Transport After Dark
Every morning millions of city dwellers wake up unaware of the legions of hard-working citizens that keep our cities moving, clean, safe, and maintained at night. For many of these workers that help make our cities hum while most of us are sleeping, their movement is far from seamless or easy , .
While some challenges are similar to those of their day time colleagues, many are amplified, such as the simple ability to get to and from work. These nightly mobility challenges come in the shape of time, money, safety, and access . All of which can have a significant impact on one’s quality of life. These challenges are magnified for those commuting in from the outer limits or outside of city limits. In many cases, lower-income workers find housing closer to their jobs financially out of reach, and more vulnerable populations, like women, often face increased safety risks.
For example, while many cities have made great strides in increasing public transportation frequency and capacity, they often fall short at night, providing little to no transit at critical times during night worker commutes. A missed train or bus connection or a route deviation for any unplanned need by a night-shift worker can massively impact the night commute. In short, a night-shift worker might spend significantly more time commuting on the same route as their daytime counterparts. Concurrently, for safety, the worker may have to pay for more expensive alternatives that avoid the risks of walking, cycling, and public transit .
Assuming there are options, workers still must navigate the oft-discussed first and last miles of the mobility equation. This travel could require walking through more dangerous or poorly lit areas making many of today’s micro-mobility solutions designed to address last mile issues less feasible. In a recent move, Atlanta put a curfew on scooters operating after dark prompted by recent fatalities involving scooters. Even if other cities don’t follow suit, poorly lit areas, and unkempt roads and sidewalks make many of these modes less safe at night .
To compensate for these time, access, and safety obstacles, many nightly commuters inevitably take more costly alternatives such as taxis or ride-hailing options. Similar to what has been labeled as the Pink Tax on Transportation in NYC by the Rudin Center for Transportation at New York University, night workers face similar challenges on cost. In some cases, night shift workers spend $20 or $30 more for the same trips than if they were to take them during peak hours.
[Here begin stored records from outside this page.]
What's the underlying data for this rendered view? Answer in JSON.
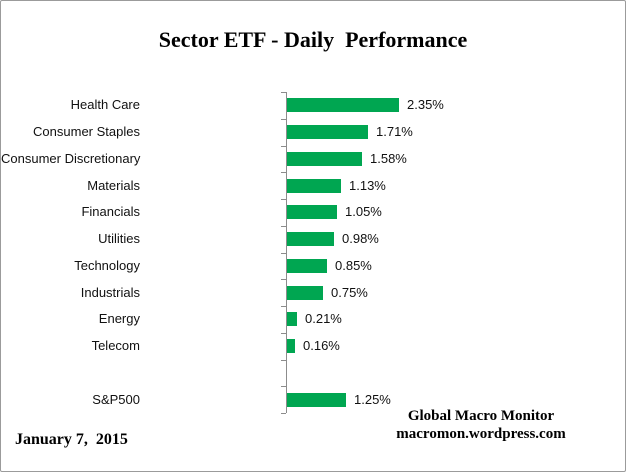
{
  "title": "Sector ETF - Daily  Performance",
  "footer_left": "January 7,  2015",
  "footer_right": {
    "line1": "Global Macro Monitor",
    "line2": "macromon.wordpress.com"
  },
  "colors": {
    "bar": "#00A651",
    "axis": "#8c8c8c",
    "text": "#000000"
  },
  "chart_data": {
    "type": "bar",
    "orientation": "horizontal",
    "title": "Sector ETF - Daily  Performance",
    "xlabel": "",
    "ylabel": "",
    "xlim": [
      0,
      2.5
    ],
    "grid": false,
    "legend": false,
    "categories": [
      "Health Care",
      "Consumer Staples",
      "Consumer Discretionary",
      "Materials",
      "Financials",
      "Utilities",
      "Technology",
      "Industrials",
      "Energy",
      "Telecom"
    ],
    "values": [
      2.35,
      1.71,
      1.58,
      1.13,
      1.05,
      0.98,
      0.85,
      0.75,
      0.21,
      0.16
    ],
    "value_labels": [
      "2.35%",
      "1.71%",
      "1.58%",
      "1.13%",
      "1.05%",
      "0.98%",
      "0.85%",
      "0.75%",
      "0.21%",
      "0.16%"
    ],
    "benchmark": {
      "category": "S&P500",
      "value": 1.25,
      "value_label": "1.25%"
    }
  }
}
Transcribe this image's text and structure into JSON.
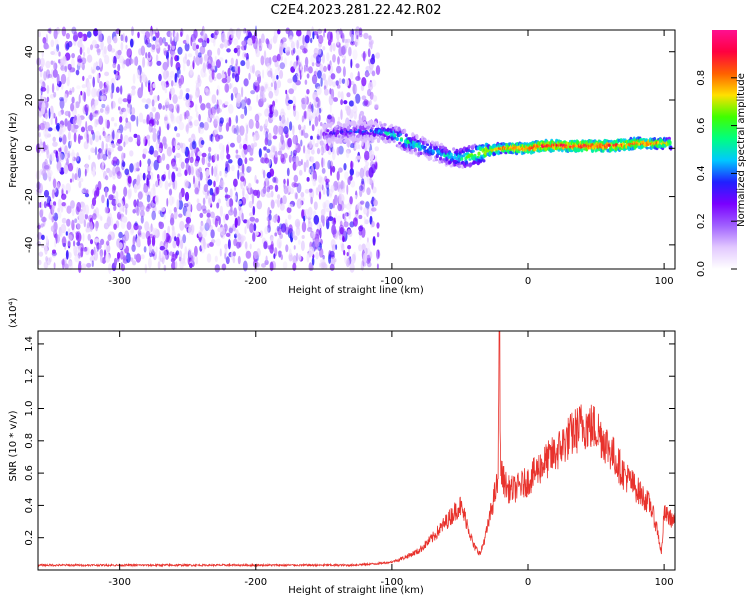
{
  "page": {
    "title": "C2E4.2023.281.22.42.R02"
  },
  "colors": {
    "background": "#ffffff",
    "axis": "#000000",
    "snr_line": "#e8322c",
    "colormap": [
      "#ffffff",
      "#e2c8ff",
      "#a060ff",
      "#7a00ff",
      "#2020ff",
      "#00c8ff",
      "#00ff80",
      "#40ff00",
      "#ffe000",
      "#ff6000",
      "#ff0040",
      "#ff1090"
    ]
  },
  "chart_data": [
    {
      "type": "heatmap",
      "name": "spectrogram",
      "xlabel": "Height of straight line (km)",
      "ylabel": "Frequency (Hz)",
      "xlim": [
        -360,
        108
      ],
      "ylim": [
        -50,
        49
      ],
      "xticks": [
        -300,
        -200,
        -100,
        0,
        100
      ],
      "xtick_labels": [
        "-300",
        "-200",
        "-100",
        "0",
        "100"
      ],
      "yticks": [
        -40,
        -20,
        0,
        20,
        40
      ],
      "ytick_labels": [
        "-40",
        "-20",
        "0",
        "20",
        "40"
      ],
      "noise_region_x": [
        -360,
        -110
      ],
      "ridge": {
        "x": [
          -150,
          -130,
          -110,
          -100,
          -90,
          -80,
          -70,
          -60,
          -50,
          -40,
          -30,
          -20,
          -10,
          0,
          10,
          20,
          40,
          60,
          80,
          95,
          105
        ],
        "y": [
          6,
          7,
          7,
          6,
          3,
          1,
          -1,
          -3,
          -4,
          -3,
          -1,
          0,
          0,
          0,
          1,
          1,
          1,
          1,
          2,
          2,
          2
        ],
        "amplitude": [
          0.3,
          0.35,
          0.4,
          0.5,
          0.55,
          0.5,
          0.45,
          0.5,
          0.55,
          0.65,
          0.75,
          0.8,
          0.85,
          0.85,
          0.9,
          0.9,
          0.9,
          0.9,
          0.85,
          0.8,
          0.7
        ]
      },
      "colorbar": {
        "label": "Normalized spectral amplitude",
        "range": [
          0,
          1
        ],
        "ticks": [
          0.0,
          0.2,
          0.4,
          0.6,
          0.8
        ],
        "tick_labels": [
          "0.0",
          "0.2",
          "0.4",
          "0.6",
          "0.8"
        ]
      },
      "grid": false
    },
    {
      "type": "line",
      "name": "snr",
      "xlabel": "Height of straight line (km)",
      "ylabel": "SNR (10 * v/v)",
      "scale_label": "(x10⁴)",
      "xlim": [
        -360,
        108
      ],
      "ylim": [
        0,
        1.48
      ],
      "xticks": [
        -300,
        -200,
        -100,
        0,
        100
      ],
      "xtick_labels": [
        "-300",
        "-200",
        "-100",
        "0",
        "100"
      ],
      "yticks": [
        0.2,
        0.4,
        0.6,
        0.8,
        1.0,
        1.2,
        1.4
      ],
      "ytick_labels": [
        "0.2",
        "0.4",
        "0.6",
        "0.8",
        "1.0",
        "1.2",
        "1.4"
      ],
      "series": [
        {
          "x": [
            -360,
            -300,
            -200,
            -130,
            -110,
            -100,
            -90,
            -80,
            -70,
            -60,
            -55,
            -50,
            -45,
            -40,
            -35,
            -30,
            -25,
            -22,
            -21,
            -20,
            -15,
            -10,
            0,
            10,
            20,
            30,
            40,
            50,
            60,
            70,
            80,
            90,
            95,
            98,
            100,
            108
          ],
          "y": [
            0.03,
            0.03,
            0.03,
            0.03,
            0.04,
            0.05,
            0.08,
            0.12,
            0.2,
            0.3,
            0.35,
            0.4,
            0.3,
            0.15,
            0.1,
            0.25,
            0.45,
            0.55,
            1.48,
            0.6,
            0.5,
            0.5,
            0.55,
            0.65,
            0.72,
            0.82,
            0.9,
            0.88,
            0.75,
            0.6,
            0.5,
            0.4,
            0.25,
            0.1,
            0.35,
            0.3
          ]
        }
      ],
      "grid": false
    }
  ]
}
These challenges are certainly not new, but in a golden age of new mobility we must put our heads together and reframe the problem explicitly to find solutions for those committed to keeping our cities running at night. What would it take to reimagine what public or employer-provided transportation looks like after dark? Should cities require more from new mobility operators such as on-demand shuttles, TNCs, and carshare to add less profitable or subsidized options during the night in exchange for higher capacity during the day? Can Transportation Management Associations, corporations, neighboring districts, and community groups engage in more economy of scale models? How would rethinking shared ownership of private vehicles play a meaningful role? What could we learn from cities like New York, Copenhagen, and Tokyo that already operate a more equitable mobility ecosystem at night in relation to the day?
As cities continue to undergo a resurgence, it is essential to consider in the upfront planning and design stages what is needed to keep the city, and more importantly, the people, safely moving long after the sun goes down.